I've never had a deviled egg before. Ever.
I know, right? Jeez..
Since it was a potluck for my birthday, I decided to make deviled eggs. I have potlucks at my house all the time, and I'm usually roped into making the main dish. That's fine and dandy with me (I also made a main at my birthday too), but I really wanted to try my hand at making deviled eggs.
I found a easy recipe for classic deviled eggs on the Food Network and used that as a guideline for mine.
I used my large stockpot to boil 9 eggs. I didn't want to crowd them in my medium saucepan, for fear they would knock and crack, causing egg white spillage. Make as many eggs as you want.
A little trick I learned to boil eggs without them cracking? Put the eggs in the water and then turn the stove on. That way you don't dunk them in while the water is boiling, potentially causing cracking when they're dropped in the water.
Once the water reached a boil, I left it to simmer for a couple minutes before turning the heat off and letting the eggs sit for 15 minutes. Then run them under cold water for a few minutes.
Slice them in half and dump the egg yolks into a bowl with mayonnaise, vinegar, yellow mustard, and some salt.
I fancied them up a bit by piping them with a pastry bag fitted with a Wilton 2D open star decorating tip. Sprinkle a bit of smoked Spanish paprika on them, and voilĂ !
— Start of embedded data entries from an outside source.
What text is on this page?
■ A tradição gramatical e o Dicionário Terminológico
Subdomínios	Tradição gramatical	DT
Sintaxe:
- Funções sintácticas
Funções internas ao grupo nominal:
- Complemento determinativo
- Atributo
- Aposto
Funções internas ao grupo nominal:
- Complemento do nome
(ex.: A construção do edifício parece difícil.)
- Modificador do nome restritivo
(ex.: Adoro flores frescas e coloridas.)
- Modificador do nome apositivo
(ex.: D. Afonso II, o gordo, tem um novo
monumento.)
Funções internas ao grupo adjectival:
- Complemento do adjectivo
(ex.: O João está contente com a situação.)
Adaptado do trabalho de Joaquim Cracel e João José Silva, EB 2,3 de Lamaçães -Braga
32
I was quite happy with how these turned out, especially since I had never even tasted one before. I got pretty good reviews from my friends, and the disappeared before some people had even arrived!
Classic Deviled Eggs (adapted from Food Network)
9 eggs
1/3 cup mayonnaise (or Miracle Whip)
1 tbsp vinegar
1 tbsp yellow mustard
salt
smoked Spanish paprika, for garnish
1. Boil eggs for 1 minute, let simmer for another minute before removing from heat and letting sit for 15 minutes. Run eggs under cold water until cool enough to touch.
2. Peel eggs under water. Wipe dry with a paper towel and slice in half lengthwise.
3. Remove yolks and place in a bowl with mayonnaise, vinegar, yellow mustard and salt. Mash together until smooth and combined.
4. Fill a pastry bag fitted with a Wilton 2D tip, pipe filling into each egg white half.
5. Sprinkle with paprika and serve on a decorative plate.